Differently from the mechanical or hydro-mechanical control systems, the FBW system works by converting the pilot input on the yoke or pedals into electrical signals. These signals travel through wires and goes into flight control computers (FCC). The FCC reads the signal which is a translation of the pilot’s inputs and, considering all of the parameters that describes the actual condition of the aircraft (altitude, airspeed, weight, pitch, bank angle, etc), generates another electrical signal containing the information of how much the control surfaces should be deflected.

 

The information coming from the FCC is then read by another computer, usually called Actuator Control Electronic (ACE). The ACE receives the input from the FCC of how what angle the respective control surface is to be placed at. After processing this signal, the ACE directly or indirectly sends a command to a servo-valve. This command controls the opening or closure of the valve, which, then, allows or restrains the flow of hydraulic fluid to move an actuator.
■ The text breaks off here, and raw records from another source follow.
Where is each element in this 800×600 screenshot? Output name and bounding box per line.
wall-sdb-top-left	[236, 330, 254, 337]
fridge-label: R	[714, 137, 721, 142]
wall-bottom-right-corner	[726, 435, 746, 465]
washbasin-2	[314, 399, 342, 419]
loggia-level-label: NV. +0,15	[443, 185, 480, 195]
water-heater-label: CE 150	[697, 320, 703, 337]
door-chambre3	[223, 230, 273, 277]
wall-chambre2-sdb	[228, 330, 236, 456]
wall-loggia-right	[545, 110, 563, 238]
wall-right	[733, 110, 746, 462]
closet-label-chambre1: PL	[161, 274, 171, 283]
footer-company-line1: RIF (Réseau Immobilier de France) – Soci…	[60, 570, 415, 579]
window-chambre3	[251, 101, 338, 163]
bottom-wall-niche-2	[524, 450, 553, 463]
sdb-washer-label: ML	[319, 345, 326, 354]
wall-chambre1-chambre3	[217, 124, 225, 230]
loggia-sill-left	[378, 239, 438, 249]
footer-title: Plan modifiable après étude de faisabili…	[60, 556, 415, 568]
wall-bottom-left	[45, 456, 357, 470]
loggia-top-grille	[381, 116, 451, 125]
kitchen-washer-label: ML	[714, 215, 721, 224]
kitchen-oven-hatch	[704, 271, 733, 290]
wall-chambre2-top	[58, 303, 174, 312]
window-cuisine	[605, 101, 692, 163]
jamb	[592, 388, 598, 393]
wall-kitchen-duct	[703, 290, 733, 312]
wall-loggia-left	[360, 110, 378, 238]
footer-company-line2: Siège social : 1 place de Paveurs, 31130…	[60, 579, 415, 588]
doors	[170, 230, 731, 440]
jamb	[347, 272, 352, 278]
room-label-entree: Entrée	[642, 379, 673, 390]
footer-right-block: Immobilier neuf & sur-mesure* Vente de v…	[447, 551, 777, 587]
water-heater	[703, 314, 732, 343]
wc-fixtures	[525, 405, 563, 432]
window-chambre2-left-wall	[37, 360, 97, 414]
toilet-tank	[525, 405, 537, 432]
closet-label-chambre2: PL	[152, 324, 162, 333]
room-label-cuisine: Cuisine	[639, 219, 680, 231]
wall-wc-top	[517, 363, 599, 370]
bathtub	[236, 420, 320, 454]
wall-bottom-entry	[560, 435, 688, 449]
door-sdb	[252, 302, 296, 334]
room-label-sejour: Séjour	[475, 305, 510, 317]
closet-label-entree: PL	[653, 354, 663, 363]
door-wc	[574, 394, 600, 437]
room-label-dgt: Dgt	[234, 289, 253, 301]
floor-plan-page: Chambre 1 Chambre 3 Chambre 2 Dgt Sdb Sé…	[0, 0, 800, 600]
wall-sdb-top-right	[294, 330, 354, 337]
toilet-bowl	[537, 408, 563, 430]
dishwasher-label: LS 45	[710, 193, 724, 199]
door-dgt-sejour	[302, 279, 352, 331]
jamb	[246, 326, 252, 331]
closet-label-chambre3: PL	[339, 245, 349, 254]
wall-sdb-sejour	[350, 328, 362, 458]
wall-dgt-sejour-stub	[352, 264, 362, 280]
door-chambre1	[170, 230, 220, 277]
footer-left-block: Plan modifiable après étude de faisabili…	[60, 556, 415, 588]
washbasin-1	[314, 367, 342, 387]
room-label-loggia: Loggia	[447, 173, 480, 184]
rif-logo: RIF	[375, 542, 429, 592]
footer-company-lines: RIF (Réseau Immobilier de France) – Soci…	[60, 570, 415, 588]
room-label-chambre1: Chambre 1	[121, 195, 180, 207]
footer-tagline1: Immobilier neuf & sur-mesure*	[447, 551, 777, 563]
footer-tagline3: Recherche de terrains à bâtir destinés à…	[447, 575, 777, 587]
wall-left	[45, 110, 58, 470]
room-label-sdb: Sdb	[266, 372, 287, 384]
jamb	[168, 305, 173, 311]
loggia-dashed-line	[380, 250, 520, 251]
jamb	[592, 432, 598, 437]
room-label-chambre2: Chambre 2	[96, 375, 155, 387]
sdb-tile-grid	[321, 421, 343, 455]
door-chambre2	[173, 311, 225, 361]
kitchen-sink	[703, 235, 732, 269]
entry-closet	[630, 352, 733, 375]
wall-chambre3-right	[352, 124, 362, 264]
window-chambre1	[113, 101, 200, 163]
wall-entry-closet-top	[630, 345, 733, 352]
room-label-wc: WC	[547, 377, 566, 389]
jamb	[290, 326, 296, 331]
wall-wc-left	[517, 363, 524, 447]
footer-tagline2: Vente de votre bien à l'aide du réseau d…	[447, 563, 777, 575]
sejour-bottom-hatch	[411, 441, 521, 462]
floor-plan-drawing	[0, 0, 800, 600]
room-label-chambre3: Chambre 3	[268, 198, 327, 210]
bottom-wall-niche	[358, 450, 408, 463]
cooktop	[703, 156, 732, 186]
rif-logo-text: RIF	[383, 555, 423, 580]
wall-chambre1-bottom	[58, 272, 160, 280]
The actuator, ultimately, move the control surface.

 

 

Figure 7 – Fly-By-Wire Flight Control System

 

 

The Advantages;

 

The way a fly-by-wire control system works, at first, might seem to be adding an enormous amount of complexity to a system that had been functioning just fine. In some sense, this can be true. However, the advantages brought by this technology outweigh the complexity, a fact that is proven by the increase in the number of designs which use FBW.

 

Due to the use of computers in the flight control chain, the flexibility of the system is huge. The engineers decide on the logics that go into the FCCs and ACEs. This way, the aircraft controllability can be fine tuned considering all the variables that affect the flight dynamics. In other words, the system takes into account airspeed, weight, altitude, CG position, orientation, flight phase and other parameters to the determine the final commands.

 

This flexibility also improves safety. By using logics to ultimately generate the control commands, the flight envelope can be protected. When aircraft is commanded by the crew and this intended command may lead to an unsafe condition, such as low/high speed, excessive bank angle or improper acceleration, the system will anticipate this situation and control the aerodynamic surfaces in such a way to avoid or leave it.

 

Ultimately, fly-by-wire leads to more fuel-efficient aircraft. The overall weight of the system is usually smaller when compared to traditional flight control systems. Also, due to the continuous and precise control of the aoerdynamic surfaces, the aircraft natural stability can be relaxed, leading to smaller horizontal and vertical stabilizers and, thus, lighter structures and reduced drag.

 

 

 

Final Remarks;

 

Fly-by-wire flight control system is becoming more and more common aircraft design. Some examples of airplanes which use this technology are the Airbus A320, Boeing 777 and the Embraer 190-E2.  As the designers and manufacturers become more experienced with the system, its advantages get increasingly evident, resulting in safer, lighter and more efficient airplanes.